Here's what I would try:

1. If you have the physical system still, run your full analysis there also. Except, maybe you already have and tried virtualization to see if doing so would correct the issue.

2. If you're taking image backups within the VM, try restoring the VM fully to a test VM and doing your analysis again.

3. If you're not using it already for backups, try taking another image backup of both the physical and VM systems using ShadowProtect. It costs but you can install a fully-functional 30-day trial that will just go inactive after the trial period ends.

You'll need to reboot the system before ShadowProtect will let you backup the system volume. After you get a backup, you can also try Hardware Independent Restore to restore the system (you would need to purchase the ShadowProtect IT Edition; my company uses it and it's worth it, but you may be looking for free solutions so HIR wouldn't fit that).

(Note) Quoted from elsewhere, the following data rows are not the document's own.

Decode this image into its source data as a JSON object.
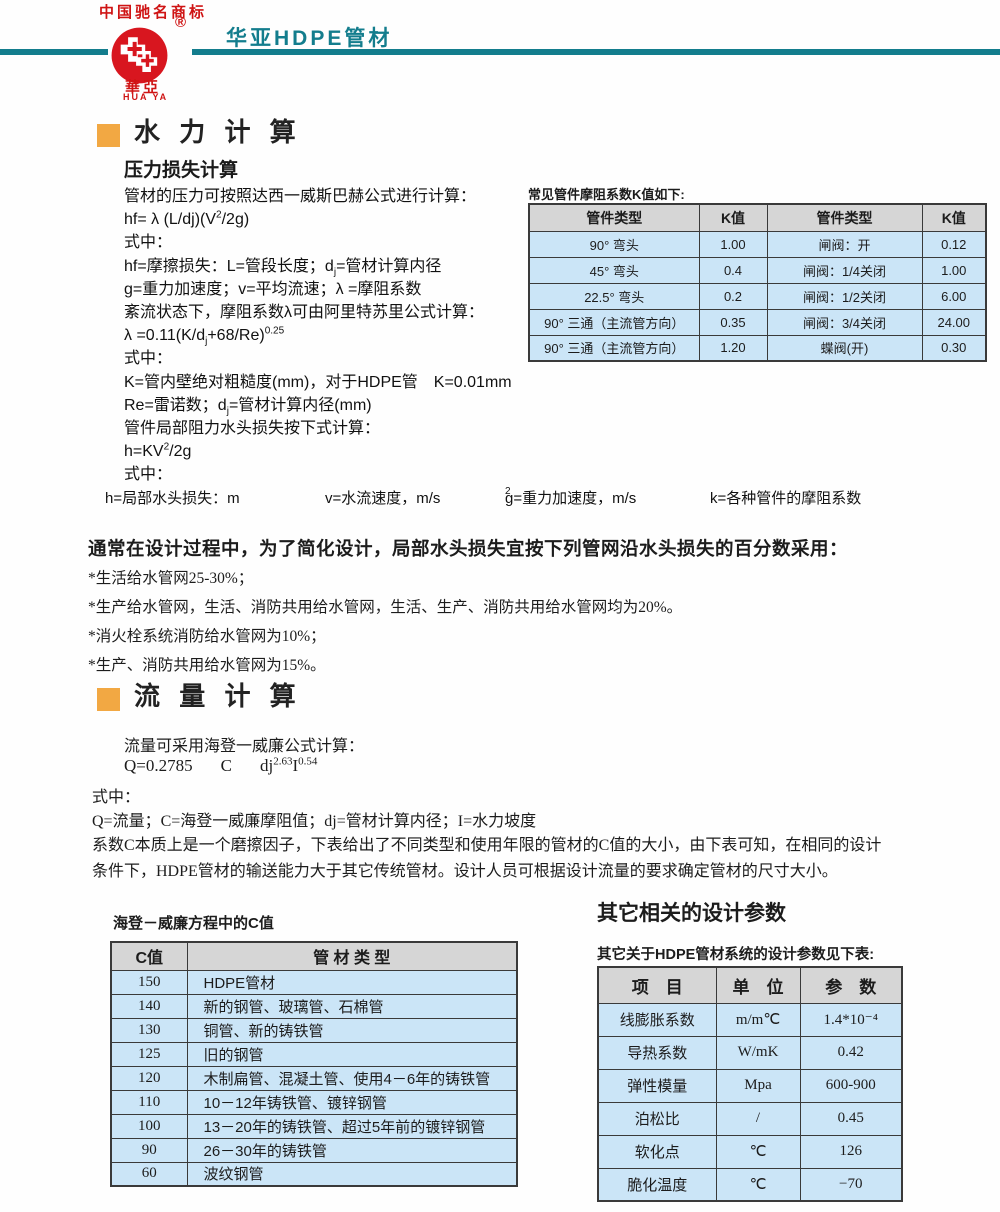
{
  "header": {
    "trademark": "中国驰名商标",
    "registered": "®",
    "brand_cn": "華亞",
    "brand_en": "HUA YA",
    "title": "华亚HDPE管材"
  },
  "hydraulic": {
    "title": "水 力 计 算"
  },
  "pressure": {
    "heading": "压力损失计算",
    "p1": "管材的压力可按照达西一威斯巴赫公式进行计算：",
    "f1a": "hf= λ (L/dj)(V",
    "f1sup": "2",
    "f1b": "/2g)",
    "s1": "式中：",
    "p2a": "hf=摩擦损失：L=管段长度；d",
    "p2sub": "j",
    "p2b": "=管材计算内径",
    "p3": "g=重力加速度；v=平均流速；λ =摩阻系数",
    "p4": "紊流状态下，摩阻系数λ可由阿里特苏里公式计算：",
    "f2a": "λ =0.11(K/d",
    "f2sub": "j",
    "f2b": "+68/Re)",
    "f2sup": "0.25",
    "s2": "式中：",
    "p5": "K=管内壁绝对粗糙度(mm)，对于HDPE管　K=0.01mm",
    "p6a": "Re=雷诺数；d",
    "p6sub": "j",
    "p6b": "=管材计算内径(mm)",
    "p7": "管件局部阻力水头损失按下式计算：",
    "f3a": "h=KV",
    "f3sup": "2",
    "f3b": "/2g",
    "s3": "式中：",
    "w1": "h=局部水头损失：m",
    "w2": "v=水流速度，m/s",
    "w3a": "g=重力加速度，m/s",
    "w3sup": "2",
    "w4": "k=各种管件的摩阻系数"
  },
  "ktable": {
    "caption": "常见管件摩阻系数K值如下:",
    "headers": [
      "管件类型",
      "K值",
      "管件类型",
      "K值"
    ],
    "rows": [
      [
        "90° 弯头",
        "1.00",
        "闸阀：开",
        "0.12"
      ],
      [
        "45° 弯头",
        "0.4",
        "闸阀：1/4关闭",
        "1.00"
      ],
      [
        "22.5° 弯头",
        "0.2",
        "闸阀：1/2关闭",
        "6.00"
      ],
      [
        "90° 三通（主流管方向）",
        "0.35",
        "闸阀：3/4关闭",
        "24.00"
      ],
      [
        "90° 三通（主流管方向）",
        "1.20",
        "蝶阀(开)",
        "0.30"
      ]
    ]
  },
  "design_note": {
    "heading": "通常在设计过程中，为了简化设计，局部水头损失宜按下列管网沿水头损失的百分数采用：",
    "bullets": [
      "*生活给水管网25-30%；",
      "*生产给水管网，生活、消防共用给水管网，生活、生产、消防共用给水管网均为20%。",
      "*消火栓系统消防给水管网为10%；",
      "*生产、消防共用给水管网为15%。"
    ]
  },
  "flow": {
    "title": "流 量 计 算",
    "p1": "流量可采用海登一威廉公式计算：",
    "fa": "Q=0.2785",
    "fb": "C",
    "fc": "dj",
    "fsup1": "2.63",
    "fd": "I",
    "fsup2": "0.54",
    "s": "式中：",
    "p2": "Q=流量；C=海登一威廉摩阻值；dj=管材计算内径；I=水力坡度",
    "p3": "系数C本质上是一个磨擦因子，下表给出了不同类型和使用年限的管材的C值的大小，由下表可知，在相同的设计",
    "p4": "条件下，HDPE管材的输送能力大于其它传统管材。设计人员可根据设计流量的要求确定管材的尺寸大小。"
  },
  "ctable": {
    "caption": "海登－威廉方程中的C值",
    "headers": [
      "C值",
      "管 材 类 型"
    ],
    "rows": [
      [
        "150",
        "HDPE管材"
      ],
      [
        "140",
        "新的钢管、玻璃管、石棉管"
      ],
      [
        "130",
        "铜管、新的铸铁管"
      ],
      [
        "125",
        "旧的钢管"
      ],
      [
        "120",
        "木制扁管、混凝土管、使用4－6年的铸铁管"
      ],
      [
        "110",
        "10－12年铸铁管、镀锌钢管"
      ],
      [
        "100",
        "13－20年的铸铁管、超过5年前的镀锌钢管"
      ],
      [
        "90",
        "26－30年的铸铁管"
      ],
      [
        "60",
        "波纹钢管"
      ]
    ]
  },
  "params": {
    "title": "其它相关的设计参数",
    "caption": "其它关于HDPE管材系统的设计参数见下表:",
    "headers": [
      "项　目",
      "单　位",
      "参　数"
    ],
    "rows": [
      [
        "线膨胀系数",
        "m/m℃",
        "1.4*10⁻⁴"
      ],
      [
        "导热系数",
        "W/mK",
        "0.42"
      ],
      [
        "弹性模量",
        "Mpa",
        "600-900"
      ],
      [
        "泊松比",
        "/",
        "0.45"
      ],
      [
        "软化点",
        "℃",
        "126"
      ],
      [
        "脆化温度",
        "℃",
        "−70"
      ]
    ]
  }
}
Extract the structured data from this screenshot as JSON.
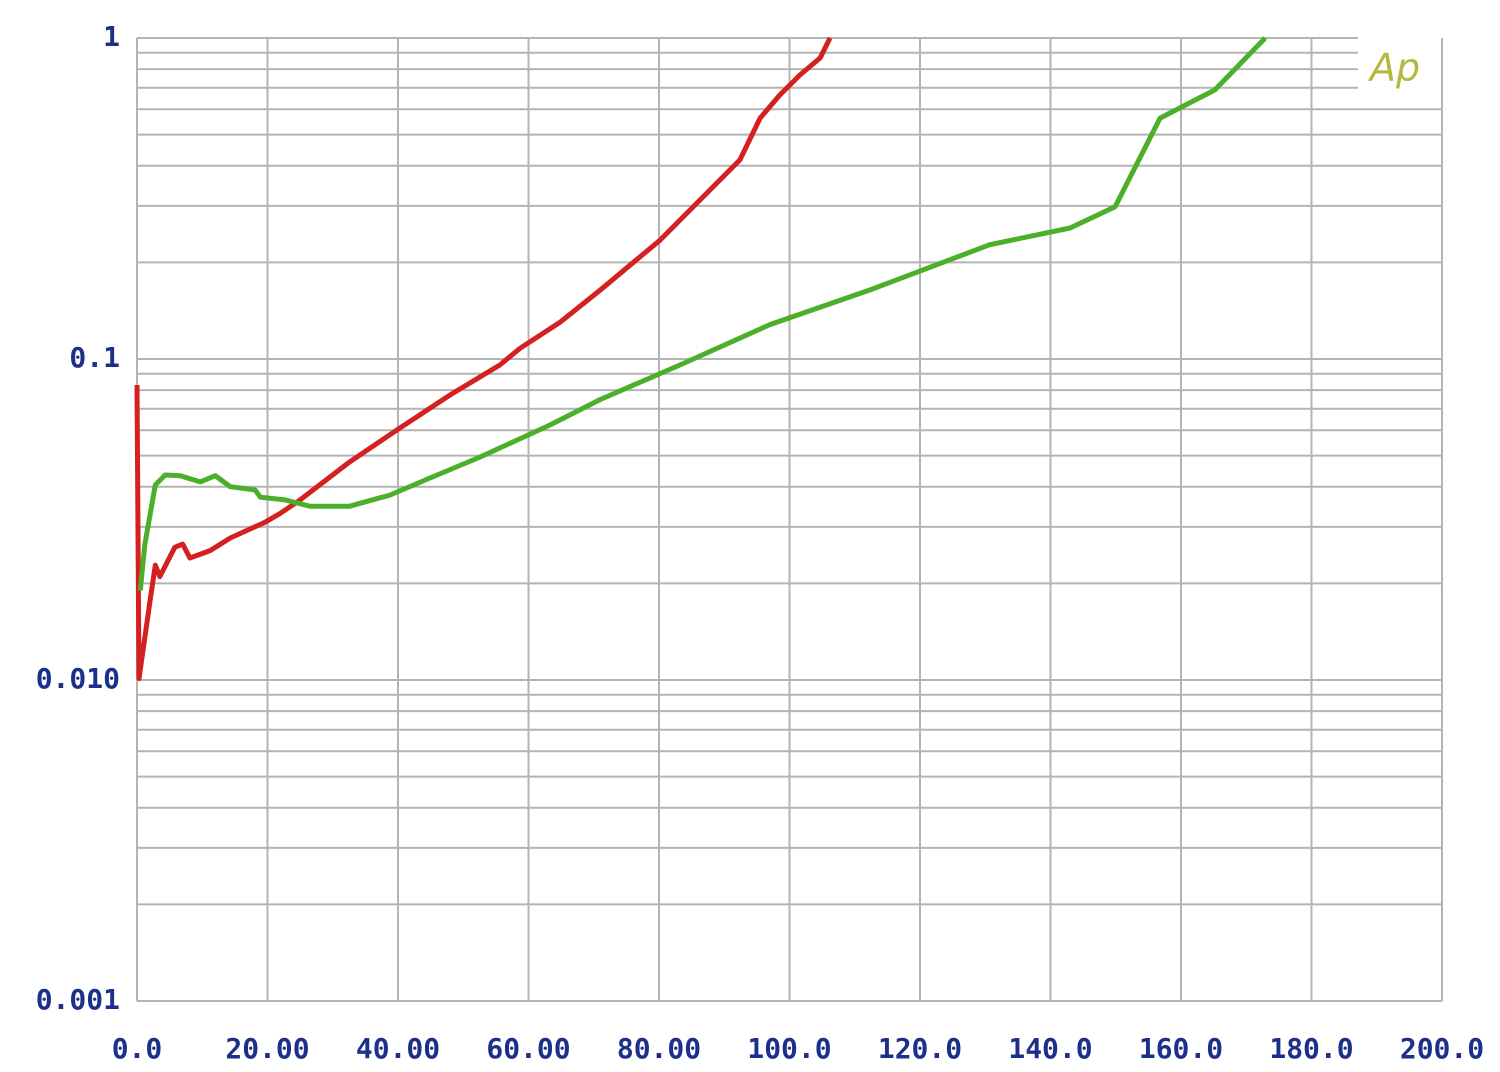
{
  "chart_data": {
    "type": "line",
    "logo": "Ap",
    "logo_color": "#b5b83a",
    "xlim": [
      0,
      200
    ],
    "ylim": [
      0.001,
      1
    ],
    "y_scale": "log",
    "grid": true,
    "xticks": [
      {
        "value": 0,
        "label": "0.0"
      },
      {
        "value": 20,
        "label": "20.00"
      },
      {
        "value": 40,
        "label": "40.00"
      },
      {
        "value": 60,
        "label": "60.00"
      },
      {
        "value": 80,
        "label": "80.00"
      },
      {
        "value": 100,
        "label": "100.0"
      },
      {
        "value": 120,
        "label": "120.0"
      },
      {
        "value": 140,
        "label": "140.0"
      },
      {
        "value": 160,
        "label": "160.0"
      },
      {
        "value": 180,
        "label": "180.0"
      },
      {
        "value": 200,
        "label": "200.0"
      }
    ],
    "yticks": [
      0.001,
      {
        "value": 0.01,
        "label": "0.010"
      },
      0.1,
      1
    ],
    "y_minor_ticks": [
      0.002,
      0.003,
      0.004,
      0.005,
      0.006,
      0.007,
      0.008,
      0.009,
      0.02,
      0.03,
      0.04,
      0.05,
      0.06,
      0.07,
      0.08,
      0.09,
      0.2,
      0.3,
      0.4,
      0.5,
      0.6,
      0.7,
      0.8,
      0.9
    ],
    "series": [
      {
        "color": "#d42020",
        "x": [
          0,
          0.3,
          2,
          2.8,
          3.5,
          5.8,
          7,
          8.1,
          11.2,
          14.3,
          19.6,
          21.9,
          25,
          32.6,
          40.3,
          48,
          55.6,
          58.7,
          64.8,
          71,
          80.2,
          86.3,
          92.4,
          95.5,
          98.5,
          101.6,
          104.7,
          106.2
        ],
        "values": [
          0.083,
          0.0101,
          0.0177,
          0.0228,
          0.021,
          0.0259,
          0.0265,
          0.024,
          0.0253,
          0.0277,
          0.031,
          0.033,
          0.0364,
          0.0478,
          0.061,
          0.0773,
          0.0958,
          0.108,
          0.13,
          0.164,
          0.235,
          0.313,
          0.417,
          0.563,
          0.664,
          0.767,
          0.867,
          1.0
        ]
      },
      {
        "color": "#4caf2a",
        "x": [
          0.5,
          1.2,
          2.8,
          4.3,
          6.6,
          9.7,
          12,
          14.3,
          18.1,
          18.9,
          22.7,
          26.5,
          32.6,
          38.8,
          44.9,
          52.6,
          63.3,
          71,
          83.2,
          97,
          112.3,
          130.7,
          143,
          149.9,
          156.8,
          165.2,
          172.9
        ],
        "values": [
          0.019,
          0.0264,
          0.0405,
          0.0435,
          0.0433,
          0.0414,
          0.0433,
          0.04,
          0.0391,
          0.0371,
          0.0364,
          0.0348,
          0.0348,
          0.0377,
          0.0426,
          0.0495,
          0.0623,
          0.0748,
          0.0958,
          0.128,
          0.164,
          0.227,
          0.256,
          0.298,
          0.563,
          0.689,
          1.0
        ]
      }
    ]
  }
}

• http://www.shadowprotect.com/shadowprotect-backup-software-downloads
• http://www.storagecraft.com/support/book/storagecraft-recovery-environment-user-guide/restoring-system-volume

Two reasons for trying ShadowProtect:

• it has completely separate VSS writers that it installs to get at the filesystem. I've used ShadowProtect on systems where every other backup software I can think of will not work because the native Windows VSS writers are corrupted
• ShadowProtect has extremely powerful compression that weeds out extraneous data. I usually see between 50% and 60% compression ratio when backing up virtual servers. It might be able to weed out this 40GB of junk too.

I'm curious to know if you get to the bottom if this.

Answer 4

the space is occupied pretty sure be the recovery points. Try deleting the recovery points for this drive at system control - system - advanced settings - Tab computer protection - button configure - button delete and you will see the unaccessible space disappearing.